DNA methylation plays a key role in the “depletion” of cytotoxic T cells associated with tumor progression [24]. The presence of immune cells in the tumor microenvironment is associated with the response of various cancers to immunotherapy [25]. Macrophage polarization is a key regulatory process in tumor progression [26]. Studies have shown that immunogenic chemotherapy enhances the recruitment of CAR T cells to lung tumors and, combined with checkpoint blockade, can improve antitumor efficacy [27]. Moreover, HDAC inhibitors have been reported to enhance T-cell chemokine expression in LUAD and enhance the tumor response to PD-1 immunotherapy [28]. Early clinical tumors lacking memory B cells or with an increased proportion of M0 macrophages are associated with poor prognosis in LUAD [29]. In addition, tumors activated by lipid metabolism tend to have greater immune cell infiltration and a better response to checkpoint immunotherapy [30]. In a previous study on non-small cell lung cancer, invasive immune cells were significantly enriched in tumor tissues of patients, and there was a strong correlation between CD38 and PD-1 expression on CD8+ T cells in tumors [31]. In our study, we found that the LUAD survival model (tobacco, T, N, M, stage, sex, age, status, and risk score) was abnormally correlated with T cells and macrophages. Studies have shown that smoking-related LUAD is associated with other environmental exposures and the field effect in normal adjacent tissues of LUAD [32]. In addition, LUAD patients with STK11 mutant have less immune cell infiltration and a worse prognosis after immunotherapy [33]. Our study showed that the more the risk score was associated with smoking and the higher the stage was, the more severe the disease and the greater the maladjustment of the immune system were in LUAD.

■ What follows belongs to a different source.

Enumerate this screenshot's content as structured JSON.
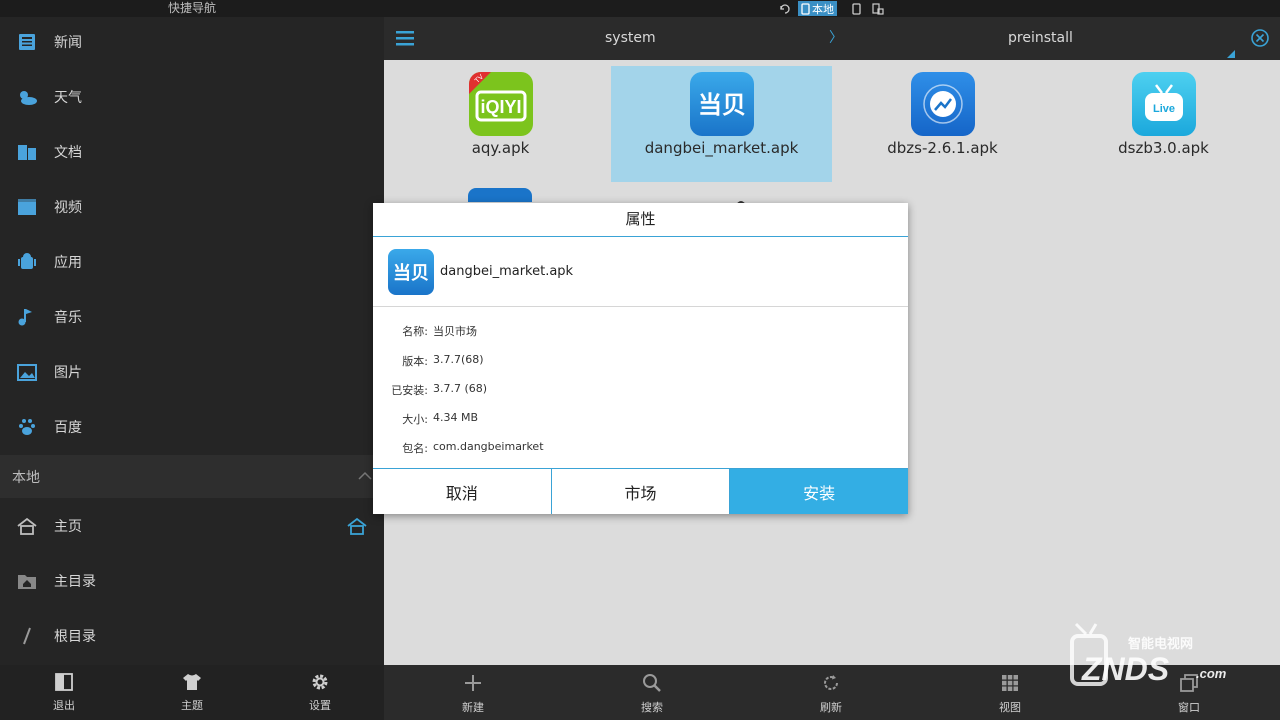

In conclusion, cluster analysis of DNA methylation regulators was helpful to explore the effect of LUAD and immunotherapy. Patients with LUAD with a high risk score showed immune cell inactivation and abnormal immune checkpoint expression. Moreover, the characterization of DNA methylation regulatory patterns served to improve our understanding of the LUAD immune microenvironment and guide the development of a more personalized immunotherapy strategy in the future.

Data Availability

All data supporting the findings of this study are reasonably available from the corresponding author upon request.

Disclosure

Yang Chen, Caiming Zhong, and Shujun Bao are the co-first authors.

Conflicts of Interest

The authors declare no conflicts of interest.

Acknowledgments

This research was sponsored by “Shuguang Program” supported by the Shanghai Education Development Foundation and Shanghai Municipal Education Commission (20SG38), Shanghai Municipal Science and Technology Committee of Shanghai Outstanding Academic Leaders Plan (20XD1423300), and General Program of National Nature Science Foundation of China (no. 82070036).